L'Union patronale suisse (UPS) donne une bonne note aux grandes entreprises en matière d'égalité salariale: selon une étude réalisée par l'Université de Saint-Gall à la demande de l'UPS, seuls 3,3% des écarts salariaux entre hommes et femmes demeurent sans explication.
Cette portion pourrait par exemple s'expliquer par l'interruption de carrière d'une employée – pendant quelques années en raison de la naissance de deux enfants – qui la priverait de l'expérience professionnelle acquise par son collègue masculin entre temps.
Les chiffres de la Confédération disent le contraire
Seulement voilà, l'étude contredit les données de la Confédération. Selon l'Office fédéral de la statistique (OFS), les femmes gagnent en effet substantiellement moins que les hommes. Dans le secteur privé, la différence de salaire était de 19,5% en 2020, selon l'OFS. Et ce ne sont pas les serveuses et les vendeuses qui gagnent beaucoup moins – en valeur absolue comme en pourcentage – que leurs pairs masculins, mais les employées des banques et des assurances, qui reçoivent presque un tiers de moins sur leur compte que les hommes. La part inexplicable de la différence salariale est de 45,3% dans le secteur privé.
L'UPS, sous la direction de son président, Valentin Vogt, qui quittera ses fonctions à la fin du mois, n'a examiné que les salaires du secteur privé. Les employés de la Confédération, des cantons et des communes ne sont donc pas pris en compte dans l'enquête.
Une méthodologie qui réduit la représentativité
Mais surtout, seules les entreprises comptant 100 salariés et plus ont été prises en compte. La raison: la loi sur l'égalité actuellement en vigueur dit que seuls les employeurs de cette taille sont tenus d'effectuer une analyse des salaires tous les quatre ans – aucune sanction n'étant prévue pour les contrevenants.
Or, l'OFS ne s'est pas restreint à la limite des 100 salariés dans son analyse.

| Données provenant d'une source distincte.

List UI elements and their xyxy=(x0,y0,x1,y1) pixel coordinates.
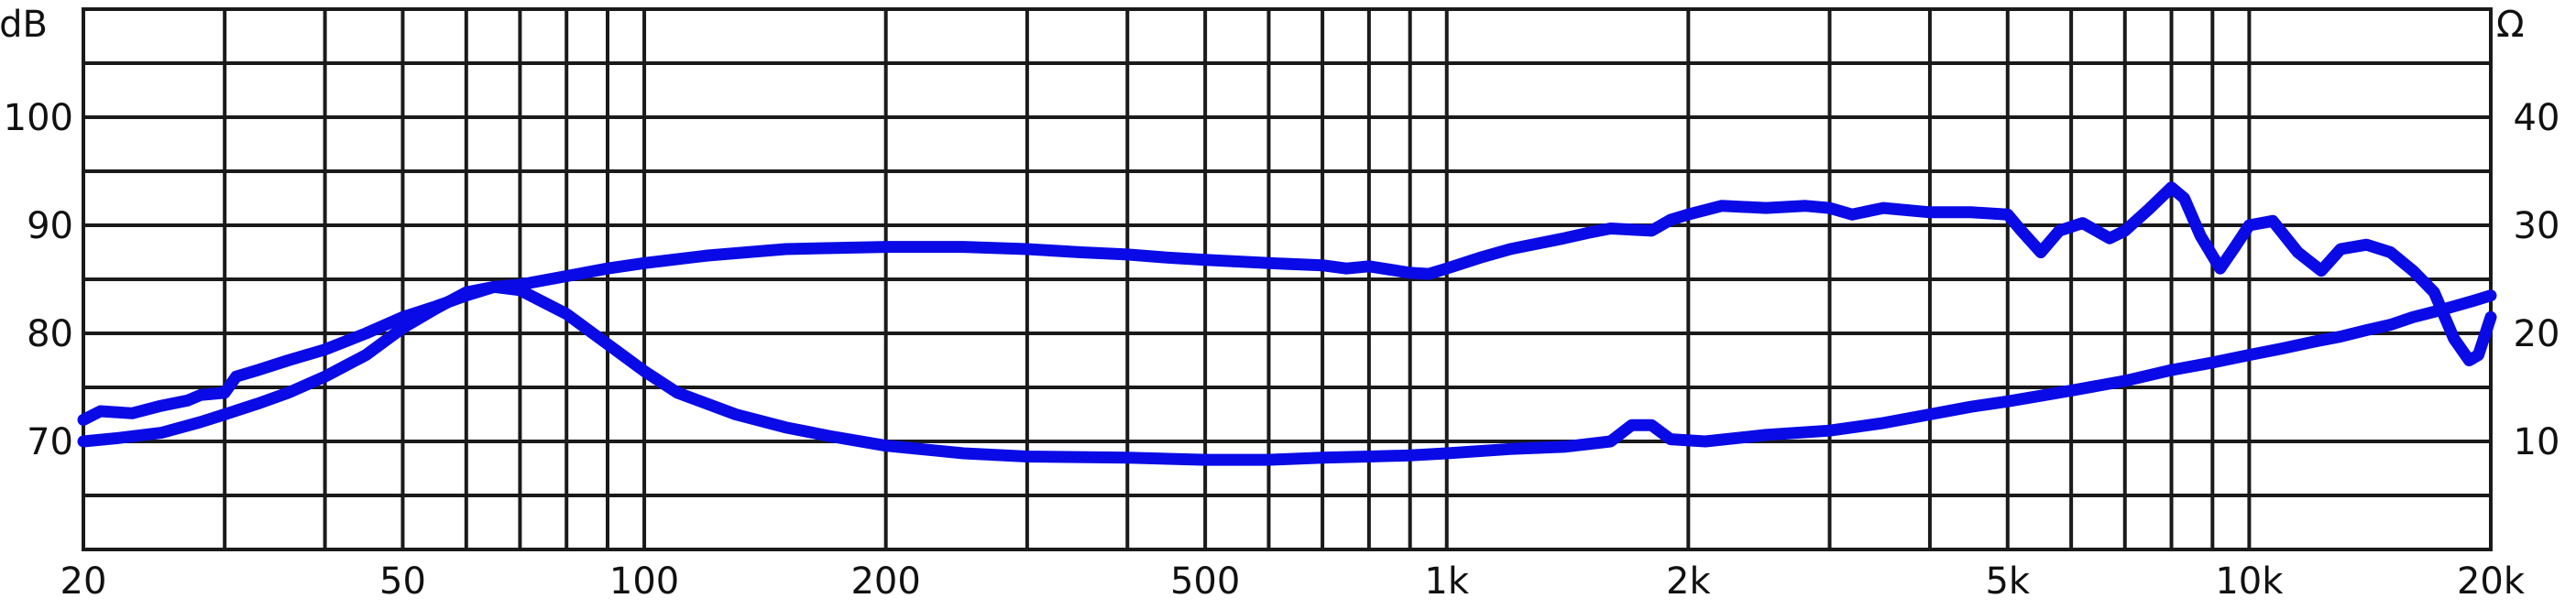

Il précise d'ailleurs que les différences de salaires sont les plus importantes dans les entreprises de moins de 20 employés. Cela explique en partie les différences de résultats entre l'étude de l'Université de Saint-Gall et l'analyse de l'OFS.
En outre, l'étude commandée par l'UPS ne prend en compte que les entreprises qui ont effectué leur analyse avec l'instrument de l'égalité salariale de la Confédération (Logib). L'Université de Saint-Gall a fait ce choix méthodologique afin que les entreprises soient facilement comparables. De ce fait – et parce que des données manquaient – son étude repose sur un échantillon restreint de 461 entreprises seulement.

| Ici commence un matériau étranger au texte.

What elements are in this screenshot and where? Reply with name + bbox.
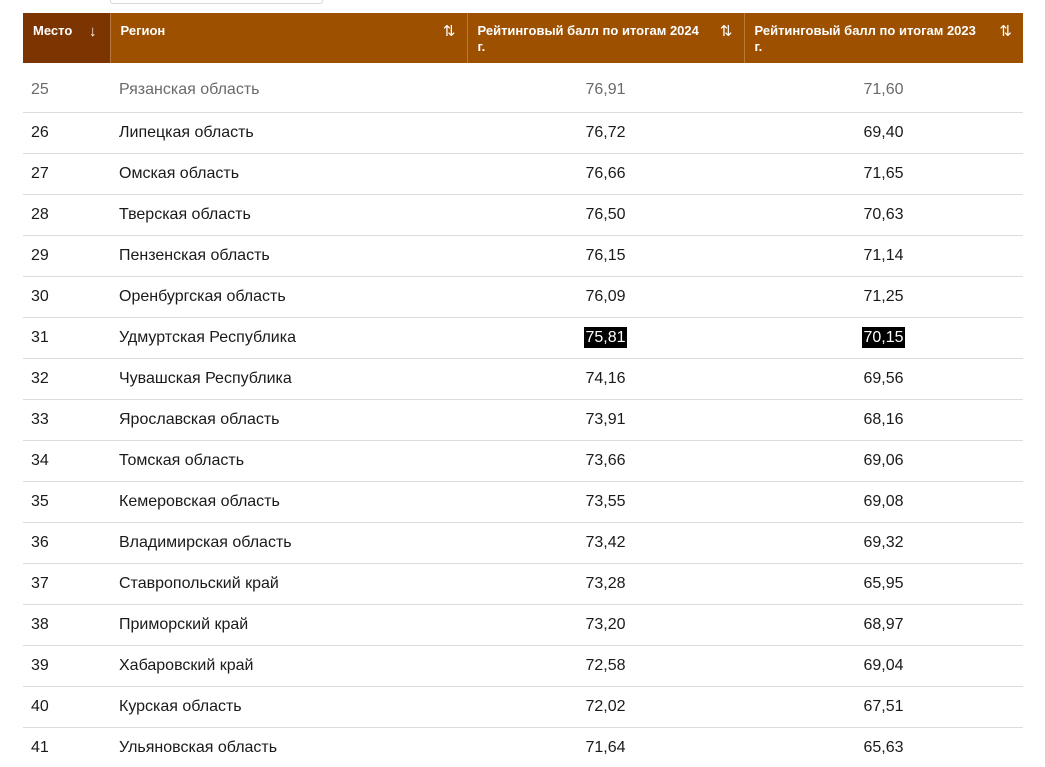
- table-row: 36 Владимирская область 73,42 69,32: [23, 522, 1023, 564]
- sort-icon[interactable]: ⇅: [719, 23, 733, 40]
- cell-score-2024: 74,16: [467, 358, 744, 400]
- column-header-score-2024[interactable]: Рейтинговый балл по итогам 2024 г. ⇅: [467, 13, 745, 63]
- cell-region: Пензенская область: [110, 235, 467, 277]
- cell-score-2023: 68,16: [744, 399, 1023, 441]
- cell-score-2023: 69,06: [744, 440, 1023, 482]
- column-header-place[interactable]: Место ↓: [23, 13, 111, 63]
- cell-region: Томская область: [110, 440, 467, 482]
- cell-region: Тверская область: [110, 194, 467, 236]
- cell-score-2024: 73,42: [467, 522, 744, 564]
- cell-region: Удмуртская Республика: [110, 317, 467, 359]
- cell-score-2023: 71,60: [744, 63, 1023, 113]
- cell-place: 31: [23, 317, 110, 359]
- cell-place: 33: [23, 399, 110, 441]
- cell-region: Приморский край: [110, 604, 467, 646]
- cell-place: 37: [23, 563, 110, 605]
- cell-region: Кемеровская область: [110, 481, 467, 523]
- table-row: 25 Рязанская область 76,91 71,60: [23, 63, 1023, 113]
- highlighted-value: 70,15: [862, 326, 905, 348]
- cell-place: 25: [23, 63, 110, 113]
- table-row: 37 Ставропольский край 73,28 65,95: [23, 563, 1023, 605]
- cell-score-2024: 73,28: [467, 563, 744, 605]
- cell-score-2024: 76,66: [467, 153, 744, 195]
- cell-score-2023: 67,51: [744, 686, 1023, 728]
- cell-place: 29: [23, 235, 110, 277]
- table-row: 34 Томская область 73,66 69,06: [23, 440, 1023, 482]
- cell-score-2023: 71,14: [744, 235, 1023, 277]
- sort-descending-icon[interactable]: ↓: [89, 23, 97, 40]
- cell-region: Чувашская Республика: [110, 358, 467, 400]
- column-header-score-2023[interactable]: Рейтинговый балл по итогам 2023 г. ⇅: [744, 13, 1023, 63]
- cell-score-2024: 75,81: [467, 317, 744, 359]
- cell-place: 39: [23, 645, 110, 687]
- table-body: 25 Рязанская область 76,91 71,60 26 Липе…: [23, 63, 1023, 767]
- cell-score-2023: 69,08: [744, 481, 1023, 523]
- sort-icon[interactable]: ⇅: [999, 23, 1012, 40]
- cell-score-2023: 68,97: [744, 604, 1023, 646]
- cell-score-2023: 70,63: [744, 194, 1023, 236]
- cell-region: Курская область: [110, 686, 467, 728]
- cell-score-2023: 69,04: [744, 645, 1023, 687]
- cell-score-2023: 71,65: [744, 153, 1023, 195]
- cell-region: Ставропольский край: [110, 563, 467, 605]
- cell-score-2024: 76,15: [467, 235, 744, 277]
- cell-score-2024: 72,58: [467, 645, 744, 687]
- cell-place: 27: [23, 153, 110, 195]
- cell-region: Ярославская область: [110, 399, 467, 441]
- table-row: 40 Курская область 72,02 67,51: [23, 686, 1023, 728]
- cell-place: 36: [23, 522, 110, 564]
- sort-icon[interactable]: ⇅: [442, 23, 456, 40]
- table-row-highlighted: 31 Удмуртская Республика 75,81 70,15: [23, 317, 1023, 359]
- column-header-region[interactable]: Регион ⇅: [110, 13, 468, 63]
- cell-place: 30: [23, 276, 110, 318]
- cell-score-2024: 72,02: [467, 686, 744, 728]
- table-row: 30 Оренбургская область 76,09 71,25: [23, 276, 1023, 318]
- cell-score-2024: 76,91: [467, 63, 744, 113]
- table-header: Место ↓ Регион ⇅ Рейтинговый балл по ито…: [23, 13, 1023, 63]
- cell-score-2023: 69,56: [744, 358, 1023, 400]
- table-row: 33 Ярославская область 73,91 68,16: [23, 399, 1023, 441]
- cell-region: Рязанская область: [110, 63, 467, 113]
- cell-score-2023: 69,32: [744, 522, 1023, 564]
- column-header-score-2023-label: Рейтинговый балл по итогам 2023 г.: [754, 23, 976, 54]
- cell-region: Владимирская область: [110, 522, 467, 564]
- cell-score-2024: 76,72: [467, 112, 744, 154]
- cell-score-2023: 65,95: [744, 563, 1023, 605]
- table-row: 32 Чувашская Республика 74,16 69,56: [23, 358, 1023, 400]
- cell-place: 38: [23, 604, 110, 646]
- column-header-region-label: Регион: [120, 23, 166, 38]
- cell-region: Липецкая область: [110, 112, 467, 154]
- cell-region: Оренбургская область: [110, 276, 467, 318]
- cell-place: 34: [23, 440, 110, 482]
- cell-score-2024: 76,50: [467, 194, 744, 236]
- cell-place: 40: [23, 686, 110, 728]
- table-row: 38 Приморский край 73,20 68,97: [23, 604, 1023, 646]
- cell-region: Хабаровский край: [110, 645, 467, 687]
- column-header-score-2024-label: Рейтинговый балл по итогам 2024 г.: [477, 23, 699, 54]
- table-row: 27 Омская область 76,66 71,65: [23, 153, 1023, 195]
- cell-score-2024: 73,91: [467, 399, 744, 441]
- table-row: 39 Хабаровский край 72,58 69,04: [23, 645, 1023, 687]
- rating-table: Место ↓ Регион ⇅ Рейтинговый балл по ито…: [23, 13, 1023, 767]
- cell-score-2024: 73,20: [467, 604, 744, 646]
- bottom-fade: [0, 753, 1045, 767]
- table-row: 29 Пензенская область 76,15 71,14: [23, 235, 1023, 277]
- cell-place: 28: [23, 194, 110, 236]
- table-row: 26 Липецкая область 76,72 69,40: [23, 112, 1023, 154]
- cell-place: 35: [23, 481, 110, 523]
- cell-score-2024: 76,09: [467, 276, 744, 318]
- table-row: 28 Тверская область 76,50 70,63: [23, 194, 1023, 236]
- cell-place: 32: [23, 358, 110, 400]
- cell-score-2024: 73,66: [467, 440, 744, 482]
- cell-score-2024: 73,55: [467, 481, 744, 523]
- table-row: 35 Кемеровская область 73,55 69,08: [23, 481, 1023, 523]
- top-control-edge: [110, 0, 323, 4]
- cell-place: 26: [23, 112, 110, 154]
- highlighted-value: 75,81: [584, 326, 627, 348]
- cell-score-2023: 69,40: [744, 112, 1023, 154]
- cell-region: Омская область: [110, 153, 467, 195]
- cell-score-2023: 70,15: [744, 317, 1023, 359]
- cell-score-2023: 71,25: [744, 276, 1023, 318]
- column-header-place-label: Место: [33, 23, 73, 38]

Il faut aussi relever que Logib repose sur une auto-déclaration des entreprises et qu'il existe un seuil de tolérance de 5%. Cela signifie que si la discrimination salariale ne dépasse pas 5%, on ferme les yeux et on l'oublie. Seul ce qui est supérieur à ce taux est signalé.
L'étude de l'UPS arrive ainsi à la conclusion que 99,3% des 461 entreprises prises en compte – soit 458 entreprises – sont dans les clous. Seules trois entreprises ne le sont pas. Mais si l'on renonce au seuil de tolérance arbitraire, la différence de salaire inexplicable passe à 8,3%.
Les hommes sont parfois perdants
L'étude présente néanmoins des résultats intéressants:
- Dans 124 cas sur 130, les femmes gagnent certes moins que les hommes, mais pour les 6 restants, ce sont les hommes qui sont perdants.
- C'est au Tessin que la différence de salaire entre hommes et femmes est la plus faible. Mais seules 23 entreprises y ont été étudiées. La pertinence est donc très limitée.
- En Suisse orientale, une différence salariale inexplicable a été constatée dans 28 entreprises sur 73, soit environ un tiers des entreprises. L'est de la Suisse est donc en queue de peloton en matière d'égalité salariale. Mais là encore, le nombre total d'entreprises considérées est si faible que l'on peut se poser la question de la représentativité.
- Il existe effectivement un plafond de verre pour les femmes, que très peu franchissent: les salariées ont beaucoup plus de mal que leurs collègues masculins à obtenir des promotions à des postes de cadre.